Presiden Prancis Emmanuel Macron, yang negaranya merupakan salah satu penandatangan, bersedia untuk "memulai pembicaraan" mengenai prasyarat perundingan demi menurunkan ketegangan terkait pakta itu. Belum jelas bagaimana perundingan itu akan terlaksana.
Advertisement
Sekilas JCPOA
Joint Comprehensive Plan of Action (JCPOA) atau "Iran nuclear deal", merupakan pakta kesepakatan yang dibentuk pada 2015, antara Iran dan lima anggota tetap Dewan Keamanan PBB (China, Prancis, Rusia, Inggris, AS) plus Jerman dan Uni Eropa.
Menurut pakta itu, Iran dituntut untuk mengurangi stok uranium hingga 98 persen dan berhenti menjalankan program pengembangan senjata nuklir.
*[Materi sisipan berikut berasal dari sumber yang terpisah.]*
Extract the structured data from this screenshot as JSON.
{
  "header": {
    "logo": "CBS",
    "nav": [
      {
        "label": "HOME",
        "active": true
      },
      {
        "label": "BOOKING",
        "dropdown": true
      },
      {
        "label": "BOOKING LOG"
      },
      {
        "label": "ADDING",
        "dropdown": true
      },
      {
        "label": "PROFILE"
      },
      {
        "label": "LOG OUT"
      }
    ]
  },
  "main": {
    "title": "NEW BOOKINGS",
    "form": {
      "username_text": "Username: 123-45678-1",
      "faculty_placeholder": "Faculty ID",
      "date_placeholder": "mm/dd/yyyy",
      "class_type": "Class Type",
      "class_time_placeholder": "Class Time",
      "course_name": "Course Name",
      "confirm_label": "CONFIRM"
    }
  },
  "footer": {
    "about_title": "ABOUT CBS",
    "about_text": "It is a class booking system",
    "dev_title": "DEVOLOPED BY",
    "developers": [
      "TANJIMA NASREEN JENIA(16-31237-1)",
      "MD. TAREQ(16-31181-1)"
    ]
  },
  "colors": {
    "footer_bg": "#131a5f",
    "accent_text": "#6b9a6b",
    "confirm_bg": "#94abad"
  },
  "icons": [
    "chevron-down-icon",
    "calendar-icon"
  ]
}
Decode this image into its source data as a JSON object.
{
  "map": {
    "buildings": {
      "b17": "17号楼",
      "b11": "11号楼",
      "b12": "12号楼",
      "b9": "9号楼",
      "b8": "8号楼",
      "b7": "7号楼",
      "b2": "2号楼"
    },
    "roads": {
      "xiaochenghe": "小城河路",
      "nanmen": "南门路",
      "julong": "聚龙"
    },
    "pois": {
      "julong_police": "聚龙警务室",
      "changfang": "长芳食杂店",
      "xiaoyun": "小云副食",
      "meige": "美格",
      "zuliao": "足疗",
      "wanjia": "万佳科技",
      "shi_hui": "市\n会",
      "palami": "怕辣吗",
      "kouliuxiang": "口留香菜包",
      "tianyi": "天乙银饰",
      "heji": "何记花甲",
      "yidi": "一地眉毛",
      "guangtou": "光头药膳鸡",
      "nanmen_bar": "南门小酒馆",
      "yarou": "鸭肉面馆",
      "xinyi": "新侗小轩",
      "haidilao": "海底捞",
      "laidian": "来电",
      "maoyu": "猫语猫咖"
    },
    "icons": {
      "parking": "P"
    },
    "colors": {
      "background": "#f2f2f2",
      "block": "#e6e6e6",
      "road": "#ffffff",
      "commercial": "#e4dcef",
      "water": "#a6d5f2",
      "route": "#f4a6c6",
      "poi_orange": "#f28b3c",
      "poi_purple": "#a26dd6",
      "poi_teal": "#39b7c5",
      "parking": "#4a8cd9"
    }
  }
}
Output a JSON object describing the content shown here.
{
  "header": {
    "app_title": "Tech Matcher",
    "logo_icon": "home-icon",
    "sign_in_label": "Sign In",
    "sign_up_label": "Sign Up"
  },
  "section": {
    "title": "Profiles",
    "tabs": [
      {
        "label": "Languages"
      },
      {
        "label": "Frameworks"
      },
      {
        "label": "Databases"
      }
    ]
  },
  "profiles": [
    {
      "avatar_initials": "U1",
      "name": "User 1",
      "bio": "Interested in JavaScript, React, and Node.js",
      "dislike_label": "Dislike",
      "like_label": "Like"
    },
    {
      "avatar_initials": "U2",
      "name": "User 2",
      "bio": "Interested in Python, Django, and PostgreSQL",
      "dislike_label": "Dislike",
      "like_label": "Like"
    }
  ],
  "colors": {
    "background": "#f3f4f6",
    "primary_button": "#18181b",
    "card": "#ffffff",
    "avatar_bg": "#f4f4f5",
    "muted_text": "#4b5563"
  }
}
Kepatuhan Iran akan ditukar dengan pencabutan sanksi dari para negara penandatangan.
Namun, AS mengundurkan diri dari JCPOA pada 8 Mei 2018, sebuah langkah yang amat disayangkan oleh seluruh penandatangan dan dikecam keras oleh Iran. Usai keluar, Washington pun segera menetapkan sanksi terhadap Negeri Para Mullah.
Kisruh seputar pakta itu selama setahun terakhir telah menjadi salah satu faktor penyulut eskalasi tensi hubungan antara Iran - AS dan Iran dengan negara Barat lainnya, serta menuai kekhawatiran akan konflik diplomatik hingga geo-politik.